The SPEC CPU benchmark suite uses this method to normalize performance metrics. The SPEC CPU 2006 suite uses a machine from 1997:
SPEC uses a historical Sun system, the "Ultra Enterprise 2" which was
introduced in 1997, as the reference machine. The reference machine
uses a 296 MHz UltraSPARC II processor, as did the reference machine
for CPU2000. But the reference machines for the two suites are not
identical: the CPU2006 reference machine has substantially better
caches, and the CPU2000 reference machine could not have held enough
memory to run CPU2006.
The SPEC CPU 2017 uses a more modern machine from 2006:
The reference machine is a historical Sun Microsystems server, the Sun
Fire V490 with 2100 MHz UltraSPARC-IV+ chips.

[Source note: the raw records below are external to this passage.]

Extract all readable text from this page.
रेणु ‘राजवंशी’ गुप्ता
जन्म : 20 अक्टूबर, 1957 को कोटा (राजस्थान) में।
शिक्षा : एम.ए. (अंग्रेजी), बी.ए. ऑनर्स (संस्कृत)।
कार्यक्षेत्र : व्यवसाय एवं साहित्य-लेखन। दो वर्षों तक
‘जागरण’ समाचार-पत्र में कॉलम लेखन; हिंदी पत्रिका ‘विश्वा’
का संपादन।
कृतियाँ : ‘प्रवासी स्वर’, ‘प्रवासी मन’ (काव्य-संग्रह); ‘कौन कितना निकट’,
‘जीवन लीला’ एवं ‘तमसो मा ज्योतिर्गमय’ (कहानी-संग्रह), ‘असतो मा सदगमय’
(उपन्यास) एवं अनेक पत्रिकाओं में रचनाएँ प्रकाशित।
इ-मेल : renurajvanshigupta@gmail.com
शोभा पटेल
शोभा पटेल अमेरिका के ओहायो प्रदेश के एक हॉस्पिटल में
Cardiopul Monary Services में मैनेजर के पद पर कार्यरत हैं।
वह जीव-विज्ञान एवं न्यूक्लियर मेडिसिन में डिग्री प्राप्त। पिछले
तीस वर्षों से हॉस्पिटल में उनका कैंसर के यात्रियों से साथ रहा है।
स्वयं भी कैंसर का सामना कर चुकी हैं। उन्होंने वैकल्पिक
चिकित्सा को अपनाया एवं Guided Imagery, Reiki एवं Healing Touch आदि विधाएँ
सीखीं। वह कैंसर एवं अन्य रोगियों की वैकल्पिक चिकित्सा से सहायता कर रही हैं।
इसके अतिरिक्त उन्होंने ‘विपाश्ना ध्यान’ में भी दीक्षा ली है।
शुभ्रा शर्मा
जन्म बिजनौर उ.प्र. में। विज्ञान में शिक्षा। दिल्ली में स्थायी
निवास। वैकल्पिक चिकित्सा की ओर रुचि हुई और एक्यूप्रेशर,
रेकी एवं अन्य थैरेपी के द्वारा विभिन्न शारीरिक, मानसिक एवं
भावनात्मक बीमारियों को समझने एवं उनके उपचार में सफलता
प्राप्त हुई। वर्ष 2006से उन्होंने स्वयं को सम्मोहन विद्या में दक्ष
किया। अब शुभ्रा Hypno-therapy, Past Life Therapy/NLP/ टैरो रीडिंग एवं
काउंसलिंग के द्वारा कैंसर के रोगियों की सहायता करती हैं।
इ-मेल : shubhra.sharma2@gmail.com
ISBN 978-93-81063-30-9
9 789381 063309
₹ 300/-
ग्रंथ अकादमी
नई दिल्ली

The UltraSPARC-IV+ was
introduced in 2006, and is newer than the chip used in the CPU2000 and
CPU2006 reference machines (the 300 MHz 1997 UltraSPARC II).
The normalized numbers can be compared against each other whether they are from the same system or different systems.
So the reference system should be the most modern system that is older (in particular, slower) than all the systems of interest (i.e., those that may be compared against each other).